In his February 1990 essay “Street Talk / Straight Talk,” Samuel R. Delany wrote about “the current discourse of AIDS . . . a demonstrably murderous discourse, vigorously employed by the range of conservative forces promulgating the anti-sexual stance that marks so much of this era.” Delany predicted that “a later age will look back on this one . . . with the kind of mute horror with which we read the anti-semitic rhetoric that proliferated through Germany in particular and Europe in general all through the ’30s and ’40s.”
Tongues Untied is an important document for us to look back on, and we should turn up the volume as we do. It amplifies the horrors of living in a homophobic and racist culture while also, as Riggs says, refusing to “present an historically disparaged community on bended knee, begging courteously for tidbits of mainstream tolerance.” These men vogue, sing, snap, kiss, caress, educate, march, and speak back at the hatred that comes their way from all sides. They love each other and encourage each other to tell of their love.
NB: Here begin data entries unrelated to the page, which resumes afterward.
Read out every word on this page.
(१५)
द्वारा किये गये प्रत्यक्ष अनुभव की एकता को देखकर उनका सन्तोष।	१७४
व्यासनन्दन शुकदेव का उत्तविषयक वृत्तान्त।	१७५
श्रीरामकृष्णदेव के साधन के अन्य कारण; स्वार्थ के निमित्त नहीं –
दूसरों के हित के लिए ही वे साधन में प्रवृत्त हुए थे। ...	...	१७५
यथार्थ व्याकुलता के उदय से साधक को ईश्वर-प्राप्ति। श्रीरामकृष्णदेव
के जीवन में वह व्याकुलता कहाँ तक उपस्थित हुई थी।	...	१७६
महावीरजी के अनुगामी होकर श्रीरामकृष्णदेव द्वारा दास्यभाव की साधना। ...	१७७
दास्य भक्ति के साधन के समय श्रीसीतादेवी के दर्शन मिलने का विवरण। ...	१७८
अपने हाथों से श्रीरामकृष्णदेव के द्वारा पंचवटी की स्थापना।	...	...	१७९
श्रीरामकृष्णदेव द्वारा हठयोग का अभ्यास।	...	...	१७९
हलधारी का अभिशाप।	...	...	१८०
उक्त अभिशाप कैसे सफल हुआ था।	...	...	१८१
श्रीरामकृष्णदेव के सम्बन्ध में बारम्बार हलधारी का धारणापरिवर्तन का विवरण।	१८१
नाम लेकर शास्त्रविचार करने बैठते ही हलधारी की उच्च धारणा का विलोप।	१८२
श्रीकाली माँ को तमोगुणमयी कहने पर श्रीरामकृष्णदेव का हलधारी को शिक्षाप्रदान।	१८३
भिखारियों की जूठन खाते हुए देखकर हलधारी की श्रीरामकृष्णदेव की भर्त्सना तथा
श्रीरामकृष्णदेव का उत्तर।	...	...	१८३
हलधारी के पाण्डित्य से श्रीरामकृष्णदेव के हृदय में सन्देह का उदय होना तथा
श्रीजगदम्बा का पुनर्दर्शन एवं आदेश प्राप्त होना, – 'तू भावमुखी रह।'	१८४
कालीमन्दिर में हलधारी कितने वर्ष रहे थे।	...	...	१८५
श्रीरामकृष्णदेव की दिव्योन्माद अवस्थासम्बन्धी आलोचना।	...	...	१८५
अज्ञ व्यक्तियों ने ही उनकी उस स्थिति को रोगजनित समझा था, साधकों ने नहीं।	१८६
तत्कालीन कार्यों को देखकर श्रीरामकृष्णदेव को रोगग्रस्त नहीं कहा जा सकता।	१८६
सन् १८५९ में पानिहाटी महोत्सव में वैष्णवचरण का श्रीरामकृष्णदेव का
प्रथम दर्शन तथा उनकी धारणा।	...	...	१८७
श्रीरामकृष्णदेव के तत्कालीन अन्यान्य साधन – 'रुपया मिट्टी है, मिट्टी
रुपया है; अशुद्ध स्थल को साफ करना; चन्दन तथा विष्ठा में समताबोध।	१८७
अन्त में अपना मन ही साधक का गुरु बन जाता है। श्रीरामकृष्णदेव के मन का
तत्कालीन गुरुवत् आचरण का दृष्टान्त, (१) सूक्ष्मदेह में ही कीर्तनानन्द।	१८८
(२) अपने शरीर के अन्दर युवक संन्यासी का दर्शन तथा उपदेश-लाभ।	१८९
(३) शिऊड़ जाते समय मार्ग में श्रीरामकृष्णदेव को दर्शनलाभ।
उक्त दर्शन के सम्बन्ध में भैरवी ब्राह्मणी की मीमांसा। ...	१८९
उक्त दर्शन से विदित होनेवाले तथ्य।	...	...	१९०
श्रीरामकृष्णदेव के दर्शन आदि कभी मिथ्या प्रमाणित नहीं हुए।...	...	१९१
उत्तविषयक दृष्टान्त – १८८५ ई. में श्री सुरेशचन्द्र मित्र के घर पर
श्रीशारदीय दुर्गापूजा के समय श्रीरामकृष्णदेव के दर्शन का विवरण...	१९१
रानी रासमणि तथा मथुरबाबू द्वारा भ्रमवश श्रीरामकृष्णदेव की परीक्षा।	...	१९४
Delany is on the same page when he insists that the only way to “destroy the discursive disarticulation that muffles and muddles all” is “not to interpret what we say, but to say what we do.”
Riggs’s film does this work. In his words, Tongues Untied is an “uncensored, uncompromising articulation of an autonomously defined self and social identity.” As social identities become further digitized, commodified, replatformed, flattened, and neutered, Tongues Untied sears with a bruised but optimistic queer vitality, obliterating illusory distinctions between fiction and non-fiction, documentary, portrait, or testimony. The film’s blaring honesty has not quieted over the years, and will continue to expand and mutate for generations to come.
Tongues Untied screens tonight, July 12, and on July 17, at Anthology Film Archives as part of the series “Let’s Talk About Sex.”